Last week we looked at that most popular of models of church, ‘happy family’, and I suggested that this model was both unhelpful and probably unbiblical, at least as a way to think about the local congregation. This week’s model is different but related: church as ‘Haven’.
If you want a perfect illustration of the thinking behind this model, there is nowhere where it is stated more clearly that in a couple of lines from Henry Francis Lyte’s famous hymn Abide with me:
Change and decay in all around I see;
O Thou who changest not, abide with me.
This hymn, popular at funerals and, inexplicably, cup finals, is about the approach to the end of life. Lyte wrote it whilst busy dying of TB, and actually survived only a further three weeks after its completion. I’m not there yet myself, but I guess it reflects an old man’s bewilderment at a changing world, and his readiness to go to a better place (although Lyte was only 56 when he died). As such it popularises a spirituality common among older people, particularly in an age of rapid culture change and technological innovation. Everywhere I look I find a world changed beyond recognition, almost as though I were living in a foreign land, where I don’t speak the language or understand the culture. So thank goodness that in the shifting sands of life there is one place where I can look for unchanging succour. Church, so the reasoning goes, is meant to be the place where I can go to get my dose of the familiar, a place where I feel safe, where I understand the rules, a place where ‘naught changes’. My church is my safe haven against the changes and chances of life in a world where I no longer feel at home. ‘Change’, note, is synonymous with ‘decay’, rather than ‘growth’, ‘development’ or improvement.

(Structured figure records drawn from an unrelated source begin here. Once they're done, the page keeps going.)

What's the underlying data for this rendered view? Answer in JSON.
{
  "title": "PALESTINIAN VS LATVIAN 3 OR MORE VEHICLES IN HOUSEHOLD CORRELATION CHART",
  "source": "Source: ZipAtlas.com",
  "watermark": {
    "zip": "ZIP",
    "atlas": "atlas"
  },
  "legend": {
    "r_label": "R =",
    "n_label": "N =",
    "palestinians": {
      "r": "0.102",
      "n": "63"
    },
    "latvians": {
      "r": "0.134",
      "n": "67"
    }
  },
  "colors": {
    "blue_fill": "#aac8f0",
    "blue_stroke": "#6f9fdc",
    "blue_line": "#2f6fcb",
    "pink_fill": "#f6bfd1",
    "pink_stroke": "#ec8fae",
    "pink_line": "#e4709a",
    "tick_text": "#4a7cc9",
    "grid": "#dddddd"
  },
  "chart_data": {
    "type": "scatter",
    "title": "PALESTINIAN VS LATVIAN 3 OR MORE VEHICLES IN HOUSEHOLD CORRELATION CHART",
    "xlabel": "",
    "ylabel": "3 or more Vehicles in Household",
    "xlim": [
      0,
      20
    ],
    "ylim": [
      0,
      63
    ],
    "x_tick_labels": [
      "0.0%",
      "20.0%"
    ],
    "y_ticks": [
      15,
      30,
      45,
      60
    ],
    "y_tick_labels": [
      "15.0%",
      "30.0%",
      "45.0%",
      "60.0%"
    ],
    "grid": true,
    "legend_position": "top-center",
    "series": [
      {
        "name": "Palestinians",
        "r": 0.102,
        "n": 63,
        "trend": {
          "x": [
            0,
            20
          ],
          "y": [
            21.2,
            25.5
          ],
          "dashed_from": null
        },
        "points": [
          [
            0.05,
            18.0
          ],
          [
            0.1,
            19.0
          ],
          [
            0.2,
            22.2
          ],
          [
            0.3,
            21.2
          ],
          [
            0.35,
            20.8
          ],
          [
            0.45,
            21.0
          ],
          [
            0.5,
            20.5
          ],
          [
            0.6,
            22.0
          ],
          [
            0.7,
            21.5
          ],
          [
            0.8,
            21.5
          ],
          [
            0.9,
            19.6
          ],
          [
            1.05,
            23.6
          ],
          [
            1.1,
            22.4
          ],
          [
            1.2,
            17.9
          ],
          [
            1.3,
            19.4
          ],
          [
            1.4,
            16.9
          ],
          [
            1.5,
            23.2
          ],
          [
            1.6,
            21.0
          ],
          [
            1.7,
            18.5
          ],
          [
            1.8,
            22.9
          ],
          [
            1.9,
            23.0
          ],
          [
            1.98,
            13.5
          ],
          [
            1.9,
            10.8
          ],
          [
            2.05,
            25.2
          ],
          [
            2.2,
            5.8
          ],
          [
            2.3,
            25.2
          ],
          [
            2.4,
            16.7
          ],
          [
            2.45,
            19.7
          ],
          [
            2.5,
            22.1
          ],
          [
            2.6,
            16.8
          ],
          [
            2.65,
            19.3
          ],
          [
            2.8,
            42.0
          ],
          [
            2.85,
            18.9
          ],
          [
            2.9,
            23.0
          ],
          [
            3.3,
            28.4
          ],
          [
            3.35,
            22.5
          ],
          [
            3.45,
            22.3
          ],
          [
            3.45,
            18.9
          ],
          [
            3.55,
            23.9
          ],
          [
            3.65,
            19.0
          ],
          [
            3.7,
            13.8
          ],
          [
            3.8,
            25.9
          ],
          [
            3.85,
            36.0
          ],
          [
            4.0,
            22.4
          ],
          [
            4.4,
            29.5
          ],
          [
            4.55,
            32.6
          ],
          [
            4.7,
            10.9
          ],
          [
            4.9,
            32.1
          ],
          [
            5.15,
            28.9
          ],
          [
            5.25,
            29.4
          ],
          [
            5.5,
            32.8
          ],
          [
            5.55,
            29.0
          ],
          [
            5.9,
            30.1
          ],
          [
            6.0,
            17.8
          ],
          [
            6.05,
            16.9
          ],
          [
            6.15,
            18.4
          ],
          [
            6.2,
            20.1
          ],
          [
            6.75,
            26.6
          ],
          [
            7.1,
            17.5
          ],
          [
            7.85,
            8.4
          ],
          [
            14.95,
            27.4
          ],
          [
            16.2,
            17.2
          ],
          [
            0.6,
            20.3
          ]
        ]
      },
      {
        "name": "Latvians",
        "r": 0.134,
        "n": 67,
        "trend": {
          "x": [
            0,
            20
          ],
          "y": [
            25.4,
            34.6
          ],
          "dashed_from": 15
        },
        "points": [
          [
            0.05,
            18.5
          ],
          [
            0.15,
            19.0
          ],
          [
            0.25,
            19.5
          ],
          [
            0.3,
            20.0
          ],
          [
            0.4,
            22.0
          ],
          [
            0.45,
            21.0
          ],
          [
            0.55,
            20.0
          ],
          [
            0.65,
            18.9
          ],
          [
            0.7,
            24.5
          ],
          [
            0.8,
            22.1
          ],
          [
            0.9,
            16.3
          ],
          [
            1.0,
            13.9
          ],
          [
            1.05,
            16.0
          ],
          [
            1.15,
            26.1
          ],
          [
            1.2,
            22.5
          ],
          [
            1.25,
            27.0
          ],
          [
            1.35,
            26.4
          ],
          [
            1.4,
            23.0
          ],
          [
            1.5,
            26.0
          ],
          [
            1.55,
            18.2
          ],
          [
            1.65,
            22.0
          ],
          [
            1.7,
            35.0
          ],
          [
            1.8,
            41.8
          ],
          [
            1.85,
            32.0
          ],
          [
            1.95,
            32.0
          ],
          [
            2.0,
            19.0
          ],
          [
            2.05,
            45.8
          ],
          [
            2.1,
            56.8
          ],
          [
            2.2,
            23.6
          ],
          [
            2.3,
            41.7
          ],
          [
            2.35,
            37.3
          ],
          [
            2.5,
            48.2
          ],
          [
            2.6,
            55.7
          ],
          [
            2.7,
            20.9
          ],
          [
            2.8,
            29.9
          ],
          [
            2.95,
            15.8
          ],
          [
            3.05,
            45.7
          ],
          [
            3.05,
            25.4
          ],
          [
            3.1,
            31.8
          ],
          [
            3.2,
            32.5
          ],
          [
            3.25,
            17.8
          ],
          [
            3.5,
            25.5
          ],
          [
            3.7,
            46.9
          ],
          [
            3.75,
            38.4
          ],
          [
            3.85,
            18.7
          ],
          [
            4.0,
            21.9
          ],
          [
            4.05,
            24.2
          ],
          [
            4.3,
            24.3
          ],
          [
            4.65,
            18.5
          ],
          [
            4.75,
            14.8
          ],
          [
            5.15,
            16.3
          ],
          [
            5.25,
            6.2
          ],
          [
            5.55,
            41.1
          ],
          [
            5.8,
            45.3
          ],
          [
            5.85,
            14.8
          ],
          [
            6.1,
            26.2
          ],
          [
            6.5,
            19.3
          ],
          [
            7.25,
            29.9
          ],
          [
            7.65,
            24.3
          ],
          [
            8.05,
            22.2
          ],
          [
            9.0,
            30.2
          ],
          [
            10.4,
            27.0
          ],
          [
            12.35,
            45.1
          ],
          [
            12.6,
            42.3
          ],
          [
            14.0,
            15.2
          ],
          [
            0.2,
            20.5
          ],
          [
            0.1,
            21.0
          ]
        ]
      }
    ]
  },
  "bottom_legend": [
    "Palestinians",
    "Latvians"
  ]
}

Whilst this sense of what the sociologists call ‘cultural dislocation’ is understandable, and while it is particularly understandable among a generation brought up in a stable world where change has suddenly began to spin out of control, it betrays an interesting and ultimately unhelpful view of church, and of God. Note first of all that Lyte sees God as the unchangeable point of reference; God, not his church. We have mistranslated his words to mean that church should never change, a sentiment which manifests itself most clearly in the matters of liturgy, music and buildings. God is indeed unchanging, but it has been said that ‘change is the angel of the unchanging God’. As we have already said in this blog God is actually a God of pilgrimage, a God who constantly leads his people purposefully forward. Sadly churches which see themselves as safe havens against change are often churches on their own deathbeds.
Of course we need to care pastorally for those nearing the end of their lives, and perhaps feeling disorientated and frightened. But to see a church as a safe haven from the storms of life is diametrically opposite to the pioneering and adventuring spirit to which I believe we are called. If we’re quoting hymns, I much prefer this one:
All my hope on God is founded;
he doth still my trust renew,
me through change and chance he guideth,
only good and only true. (Robert Bridges)
We need a God who guides us through change, not who saves us from it.